As believers who are to “shine as lights in the world,” we must flee the deeds of darkness and become “blameless and harmless, the sons of God, without rebuke, in the midst of a crooked and perverse nation” (Philippians 2:15). We cannot do this in our own strength, but Jesus Christ living inside us will enable us through His mercy and grace:

For it is God which worketh in you both to will and to do of his good pleasure. (Philippians 2:13)

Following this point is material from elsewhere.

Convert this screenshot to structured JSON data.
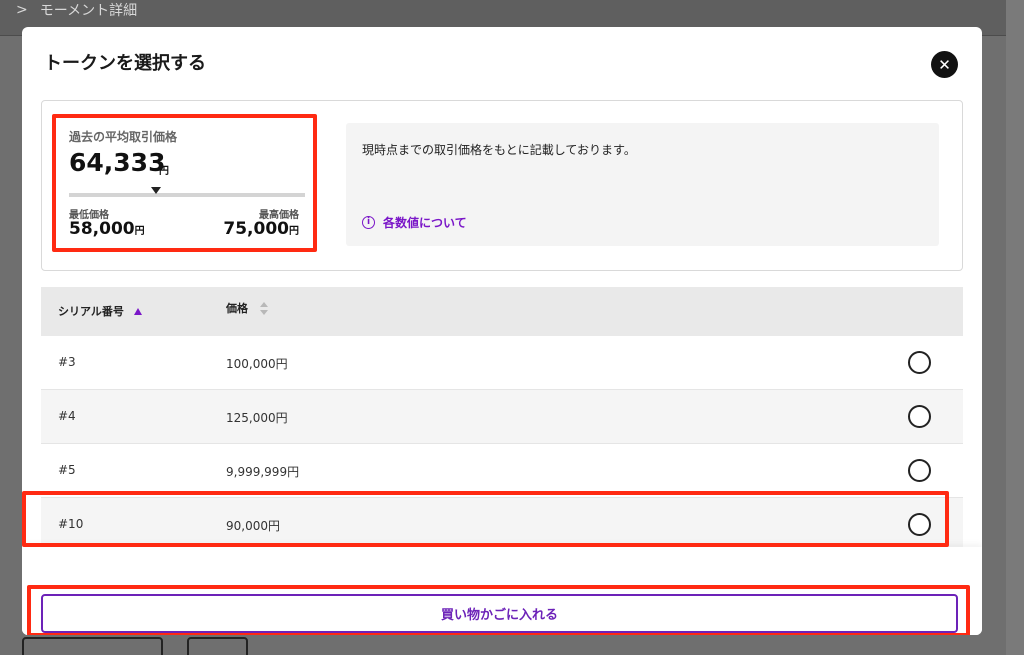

*The Omega Point, a term Chardin coined, is when all of humanity and life come into the realization of oneness, unity, and a single consciousness—”the mysterious Center of our centers.”21

Endnotes:

  1. “Can Sex Work Be Shamanic? by Wahkeena Sitka Tidepool Ripple” (https://www.alternativesmagazine.com/40/sitka.html).
  2. This section is from Ray Yungen’s book, For Many Shall Come in My Name (Eureka, MT: Lighthouse Trails Publishing, 2008, 2nd Edition, 2020, 8th printing), pp. 115-116.
  3. Henri Nouwen, Sabbatical Journey (New York, NY: Crossroad Publishing, 1998), p. 20.
  4. Ibid., p. 149.
  5. The International Conference on Sacred Sexuality: Andrew Harvey (https://www.bizspirit.com/spkrfullbio/tricon07/harvey.html).
  6. Mary Anne McPherson Oliver, Conjugal Spirituality (Kansas City, MO: Sheed & Ward, 1994), back cover.
  7. See Chris Lawson’s book, https://www.lighthousetrails.com/2016-chris-lawson (Eureka, MT: Lighthouse Trails Publishing, 2017).
  8. Mary Anne McPherson Oliver, Conjugal Spirituality, op. cit., p. 1.
  9. Ibid., p. 16.
  10. Ibid., p. 27.
  11. Ibid., p. 18.
  12. Quote by Mary Anne McPherson Oliver, Conjugal Spirituality, p. 109.
  13. Caryl Matrisciana, Out of India (Eureka, MT: Lighthouse Trails Publishing, 2008, 2017, 4th printing), p. 161 citation by Oliver is from Conjugal Spirituality, p. 27.
  14. Mary Anne McPherson Oliver, op. cit., p. 85.
  15. Ibid., p. 91.
  16. Ibid., p. 93.
  17. Ibid.
  18. Ibid., p. 102.
  19. Ibid., p. 97.
  20. Ibid., p. 101.
  21. Pierre Teilhard de Chardin, The Phenomenon of Man: Exploring Cosmogenesis and Transcendental Humanism in Mid-20th-Century Thought (e-artnow, 2025, Kindle Edition), p. 254.